May 12, 2009
How much state is saved when an MPP DBMS node fails?
Mark Callaghan raised an interesting question in the comment thread to my recent Facebook/Hadoop/Hive post:
My question is about how commercial MPP RDBMS vendors recover from single or a small number of node failures during a long running SQL query. Do any of them save enough state to avoid starting the query over?
Honestly, I’d just be guessing at the answer.
Would any vendors or other knowledgeable folks care to take a crack at answering directly?
Comments
10 Responses to “How much state is saved when an MPP DBMS node fails?”
Leave a Reply
A MPP RDBMS built by Chuck Norris never experiences node failures.
If a node fails in a clique there is a performance plenty of any query or load job. Once the node is recovered, it will join the MPP.
It is important to know what level of fault tolerance is built in place.

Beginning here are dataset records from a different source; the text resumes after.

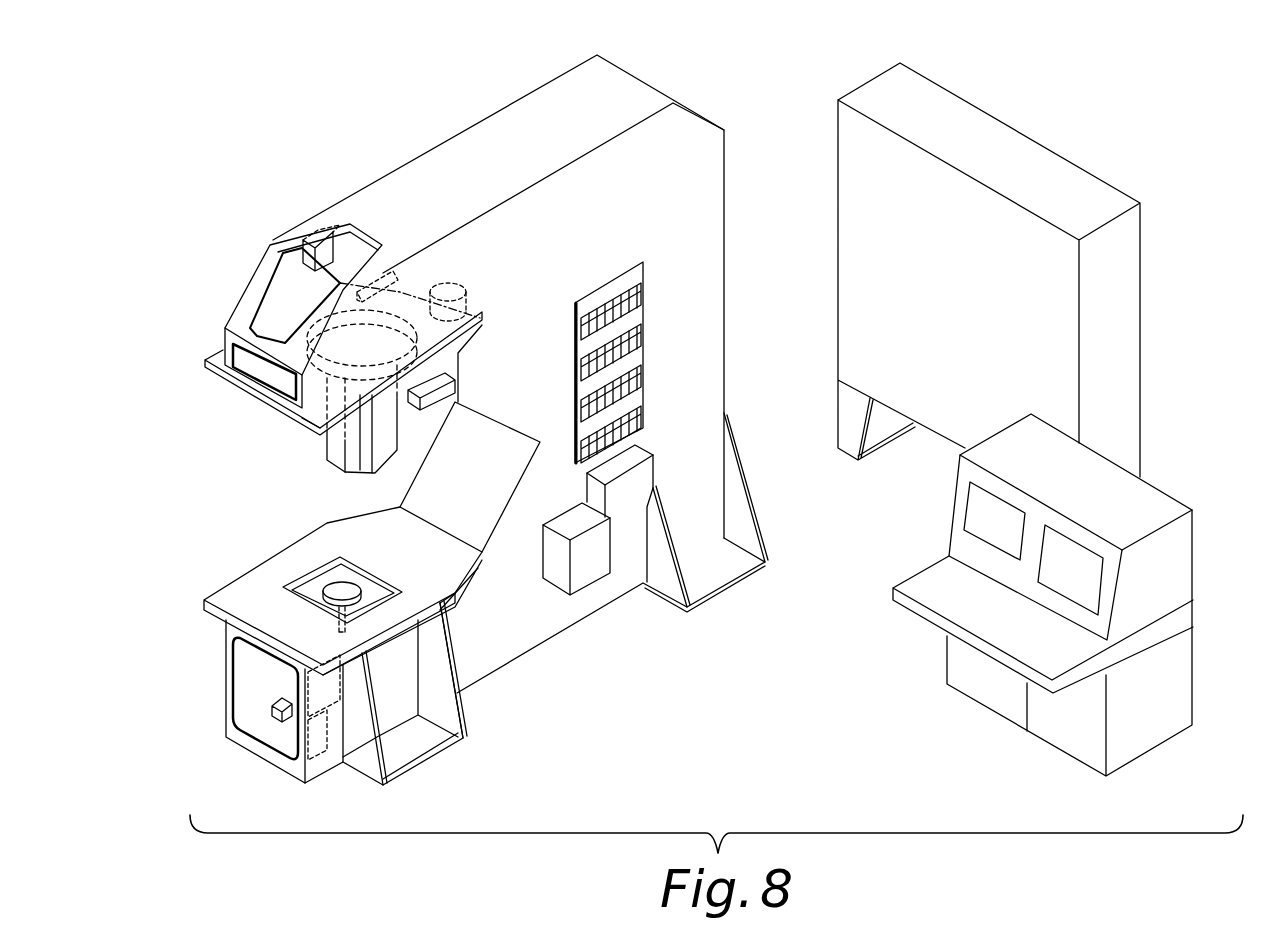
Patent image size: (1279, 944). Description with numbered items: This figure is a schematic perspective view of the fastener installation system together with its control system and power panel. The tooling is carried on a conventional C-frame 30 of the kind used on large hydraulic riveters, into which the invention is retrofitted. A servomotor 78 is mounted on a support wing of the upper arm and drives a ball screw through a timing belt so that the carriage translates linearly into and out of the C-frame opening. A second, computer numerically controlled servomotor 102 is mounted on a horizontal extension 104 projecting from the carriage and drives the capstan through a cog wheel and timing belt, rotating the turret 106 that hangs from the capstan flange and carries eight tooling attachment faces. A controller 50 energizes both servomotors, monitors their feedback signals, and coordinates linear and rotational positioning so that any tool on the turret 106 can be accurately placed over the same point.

The C-frame 30 is at (486, 420).
The controller 50 is at (1186, 572).
The servomotor 78 is at (436, 397).
The servomotor 102 is at (458, 292).
The horizontal extension 104 is at (417, 300).
The turret 106 is at (325, 452).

Steve Wooledge of Aster took a crack at this question over in the Facebook/Hadoop/Hive thread.
LOL, Robert!
As far as DB2 for LUW is concerned if a query fails in an DPF environment it needs to get restarted. Whether the reason is a node failure or something else is irrelevant.

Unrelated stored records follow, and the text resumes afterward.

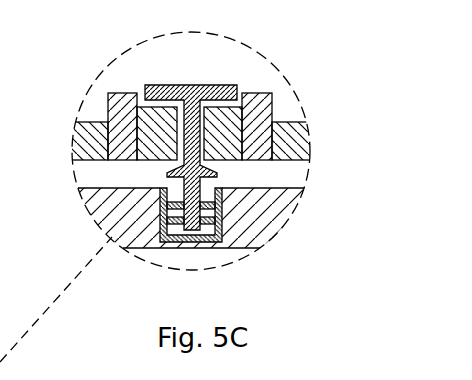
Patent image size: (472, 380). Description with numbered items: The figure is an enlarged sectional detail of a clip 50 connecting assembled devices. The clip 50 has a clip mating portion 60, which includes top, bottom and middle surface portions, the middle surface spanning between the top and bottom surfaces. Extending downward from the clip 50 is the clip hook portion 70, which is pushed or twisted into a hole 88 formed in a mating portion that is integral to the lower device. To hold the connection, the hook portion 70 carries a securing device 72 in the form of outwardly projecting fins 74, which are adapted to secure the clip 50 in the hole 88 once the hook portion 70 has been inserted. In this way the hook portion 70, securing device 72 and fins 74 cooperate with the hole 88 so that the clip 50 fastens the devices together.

The clip 50 is at (144, 121).
The clip hook portion 70 is at (155, 85).
The clip mating portion 60 is at (237, 208).
The securing device 72 is at (146, 252).
The outwardly projecting fins 74 is at (168, 247).
The hole 88 is at (212, 215).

No intermediate results are rescued – with the obvious exception of a primed bufferpool of course.
Roughly speaking, most MPP databases use dataflow pipelines via Graefe’s famous Exchange model. Those pipelines reflect an extremely optimistic view or reliability, and expensive restarts of deep dataflow pipelines in the case of even a single fault.
By contrast, Hadoop (as per the Google MapReduce paper) is wildly pessimistic, checkpointing the output of every single Map or Reduce stage to disks, before reading it right back in. As a result, it’s easy to construct cases where a traditional MPP DB would do no more I/O than the scan of the inputs, whereas a Hadoop job might need to write and reread stages of the pipeline over and over. (I describe this to my undergrads as vomiting the data to disk just to immediately swallow it back up.)
The best answer probably lies either in between, or in an entirely different approach. More on that question in this post.
Joe, everything you’re saying sounds right.
But why would Hadoop have to do reread “over and over”? I thought it only reads that data if it’s recovering from a crash.
Also, is it possible that the Hadoop node writing the checkpoint could be doing the disk writing and its computation in parallel, which would reduce the cost of the checkpointing to at least some, and perhaps a great, degree?
Daniel:
Google’s MR paper (which Hadoop folks follow closely) sez:
1) Mappers write outputs to their local disk. (And some Map jobs are done redundantly on >1 machine to mitigate “stragglers”)
2) Reducers fetch from mappers over the network some time later
3) Reducers write their outputs to the distributed filesystem (triply replicated)
So in terms of resource consumption (energy, disk utilization) that’s a lot of I/O.
Your points are on target: some reads can be absorbed by filesystem cache, and there is overlap of CPU, disk I/O, and network I/O. The latter only affects completion time, not resource consumption.
J
Currently when a Vertica node fails the cluster will cancel any statements that are in flight and the user is immediately able to re-run them. Transactions that are in flight get preserved (i.e. we keep transaction state). The user receives a statement level error, similar to what they would get in the case of a lock timeout or if there is a policy based quota or resource rejection. Feedback from our users is that this model makes development very simple. They don’t need to handle any special cases that a node has failed. When a statement fails they can just re-run it.
Of course if the machine you are connected to fails then the transactions that it initiated are rolled back and the user needs to connect to a new machine. Since all nodes in a Vertica cluster are peers, users can connect to any node and new connections are rerouted to a live node automatically when using load balancing software.
With Netezza when a SPU fails during query execution all select statements which have not started returning data get restarted from the beginning.
Any data loads are killed and must be restarted manually.
Select statements which have started returning data are killed and must be restarted manually.
Fortunately failures are not very common so it is rarely an issue.